Member Q&A: PDL BioPharma
Q) PDL BioPharma (PDLI, $6.49, 0.12) has fallen since paying out a special dividend. Do you have any thoughts on the name?
A) PDL holds antibody humanization patents and royalty assets. The firm has 7 patents: 5 in the U.S. and 2 in Europe. The European patents expire this month, but PDL is extending them for Xolair, Avastin, Tysabri, and Lucentis until December 2014, and for Zenapax, Herceptin, and Synagis until March 13th.
It has license agreements with numerous biotechnology and pharmaceutical companies, but Genentech was by far its biggest, representing 77% of 2008 revenues. Its license with Genentech (which has been acquired by Swiss drug giant Roche) covers 5 products: Avastin, Herceptin, Xolair, Raptiva, and Lucentis. The company also has license agreements with MedImmune (now part of AstraZeneca), Elan (ELN, $6.30, 0.03), Wyeth (now part of Pfizer), and Chugai Pharmaceutical.
PDL issued Q4 revenue guidance earlier this month. It expects to generate revenue of $57 million versus $69 million a year ago. The year-ago quarter included one of two installment payments from Alexion Pharmaceuticals for $12.5 million and a $1.8 million one-time payment from Genentech, so revenue will grow by about 4% excluding those items. However, the forecast was below the $60.6 million Wall Street consensus at the time.
The company will see higher royalty revenue from Genentech’s Avastin and Lucentis and Elan’s Tysabri due to higher sales of those drugs. However, it will see lower royalties from MedImmune’s Synagis, as drug sales fell -25% last quarter. It will also see lower royalties from Herceptin due to a change in the sales mix of U.S. versus non-U.S. manufactured Herceptin.
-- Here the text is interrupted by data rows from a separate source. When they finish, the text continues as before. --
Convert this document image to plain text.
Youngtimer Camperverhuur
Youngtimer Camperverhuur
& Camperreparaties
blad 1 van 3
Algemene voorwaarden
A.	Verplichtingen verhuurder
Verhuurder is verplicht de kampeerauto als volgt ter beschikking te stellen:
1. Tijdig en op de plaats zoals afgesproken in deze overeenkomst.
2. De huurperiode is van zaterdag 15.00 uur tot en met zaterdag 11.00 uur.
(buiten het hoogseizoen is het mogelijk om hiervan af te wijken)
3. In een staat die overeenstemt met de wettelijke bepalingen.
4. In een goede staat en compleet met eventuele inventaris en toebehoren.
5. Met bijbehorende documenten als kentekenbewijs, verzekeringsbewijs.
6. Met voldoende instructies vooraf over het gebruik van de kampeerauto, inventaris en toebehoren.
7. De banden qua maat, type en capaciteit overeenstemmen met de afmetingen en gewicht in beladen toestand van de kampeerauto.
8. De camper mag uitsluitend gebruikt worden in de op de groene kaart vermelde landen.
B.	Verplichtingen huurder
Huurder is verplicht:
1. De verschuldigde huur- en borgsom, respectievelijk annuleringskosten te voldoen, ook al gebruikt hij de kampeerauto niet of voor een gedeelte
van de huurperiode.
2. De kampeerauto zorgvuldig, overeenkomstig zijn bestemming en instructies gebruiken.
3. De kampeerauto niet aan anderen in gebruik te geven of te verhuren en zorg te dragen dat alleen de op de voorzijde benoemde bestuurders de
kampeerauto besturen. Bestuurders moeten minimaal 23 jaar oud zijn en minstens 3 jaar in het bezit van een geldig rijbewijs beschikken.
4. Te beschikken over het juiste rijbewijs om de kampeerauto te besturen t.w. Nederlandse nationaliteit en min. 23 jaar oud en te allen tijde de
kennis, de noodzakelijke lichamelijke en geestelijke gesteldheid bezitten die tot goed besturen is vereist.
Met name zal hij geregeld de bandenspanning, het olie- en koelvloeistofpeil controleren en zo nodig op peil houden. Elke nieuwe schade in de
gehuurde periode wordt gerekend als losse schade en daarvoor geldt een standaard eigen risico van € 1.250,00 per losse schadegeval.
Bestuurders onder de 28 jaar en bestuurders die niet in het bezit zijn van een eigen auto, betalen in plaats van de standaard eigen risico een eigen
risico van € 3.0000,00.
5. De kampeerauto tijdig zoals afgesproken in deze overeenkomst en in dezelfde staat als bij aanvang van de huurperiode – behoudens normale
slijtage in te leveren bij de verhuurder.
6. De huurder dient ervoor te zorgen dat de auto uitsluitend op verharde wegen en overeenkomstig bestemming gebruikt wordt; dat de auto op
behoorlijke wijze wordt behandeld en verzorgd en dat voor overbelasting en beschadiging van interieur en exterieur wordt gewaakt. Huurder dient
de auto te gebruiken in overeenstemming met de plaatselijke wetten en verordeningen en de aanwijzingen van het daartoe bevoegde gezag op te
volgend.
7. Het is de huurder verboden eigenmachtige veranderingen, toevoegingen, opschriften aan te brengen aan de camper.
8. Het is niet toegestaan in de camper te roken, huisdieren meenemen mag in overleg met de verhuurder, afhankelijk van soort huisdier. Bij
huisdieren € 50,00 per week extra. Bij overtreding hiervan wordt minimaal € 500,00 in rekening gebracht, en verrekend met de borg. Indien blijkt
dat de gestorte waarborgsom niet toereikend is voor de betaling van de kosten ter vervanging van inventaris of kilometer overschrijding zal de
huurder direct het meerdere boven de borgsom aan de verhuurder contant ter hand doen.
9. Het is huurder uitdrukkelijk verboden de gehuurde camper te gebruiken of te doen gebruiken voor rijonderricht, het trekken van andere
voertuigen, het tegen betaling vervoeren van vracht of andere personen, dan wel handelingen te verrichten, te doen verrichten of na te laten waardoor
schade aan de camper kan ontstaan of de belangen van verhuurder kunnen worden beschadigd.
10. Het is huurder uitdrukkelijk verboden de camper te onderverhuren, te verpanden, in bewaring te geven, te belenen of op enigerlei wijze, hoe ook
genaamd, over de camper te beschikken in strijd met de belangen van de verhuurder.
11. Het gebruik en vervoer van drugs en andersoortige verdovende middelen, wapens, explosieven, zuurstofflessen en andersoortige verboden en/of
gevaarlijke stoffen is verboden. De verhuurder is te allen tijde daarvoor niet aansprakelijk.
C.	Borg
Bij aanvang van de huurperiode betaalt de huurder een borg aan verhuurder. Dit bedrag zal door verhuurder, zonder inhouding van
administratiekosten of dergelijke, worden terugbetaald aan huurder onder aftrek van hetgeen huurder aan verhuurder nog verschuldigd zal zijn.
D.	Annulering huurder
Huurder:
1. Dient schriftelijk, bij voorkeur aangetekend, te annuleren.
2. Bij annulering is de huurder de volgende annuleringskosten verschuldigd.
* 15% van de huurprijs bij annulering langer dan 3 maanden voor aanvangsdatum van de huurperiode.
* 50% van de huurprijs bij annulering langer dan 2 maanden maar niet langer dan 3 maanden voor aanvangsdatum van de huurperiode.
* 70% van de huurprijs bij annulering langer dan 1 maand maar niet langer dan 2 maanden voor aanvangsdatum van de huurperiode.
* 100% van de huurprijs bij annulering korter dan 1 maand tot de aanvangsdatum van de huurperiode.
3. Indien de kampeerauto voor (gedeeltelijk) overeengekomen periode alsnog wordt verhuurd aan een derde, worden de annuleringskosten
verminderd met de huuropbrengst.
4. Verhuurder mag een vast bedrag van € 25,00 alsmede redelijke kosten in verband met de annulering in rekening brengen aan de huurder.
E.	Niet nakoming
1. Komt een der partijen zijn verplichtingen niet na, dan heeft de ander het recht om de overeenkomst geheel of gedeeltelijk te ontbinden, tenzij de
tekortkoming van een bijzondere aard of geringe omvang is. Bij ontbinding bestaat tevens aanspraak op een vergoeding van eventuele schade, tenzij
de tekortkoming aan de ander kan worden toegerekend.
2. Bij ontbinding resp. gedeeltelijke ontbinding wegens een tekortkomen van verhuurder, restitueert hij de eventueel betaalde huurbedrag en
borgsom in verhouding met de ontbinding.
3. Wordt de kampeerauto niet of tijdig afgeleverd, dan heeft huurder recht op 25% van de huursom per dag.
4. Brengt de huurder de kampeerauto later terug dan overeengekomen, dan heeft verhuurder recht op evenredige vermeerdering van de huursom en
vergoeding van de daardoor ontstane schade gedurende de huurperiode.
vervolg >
BMR Take: PDL provides relatively low-risk exposure to a portfolio of very big yet somewhat controversial drugs. It derives nice cash flow on royalties from existing drugs that it then tends to distribute to shareholders in the form of special dividends. Some of the drugs, however, have run into some problems with side effects, and one was suspended. We think the stock looks okay on a pullback and that it will generate pretty steady revenue growth the next few years. However, we’re not in love with the stock given that its patents will expire in 2014. In a way, the company is sort of like a U.S. royalty trust in that one day the well will just go dry. As such, we wouldn’t ever expect a big return past the special dividends.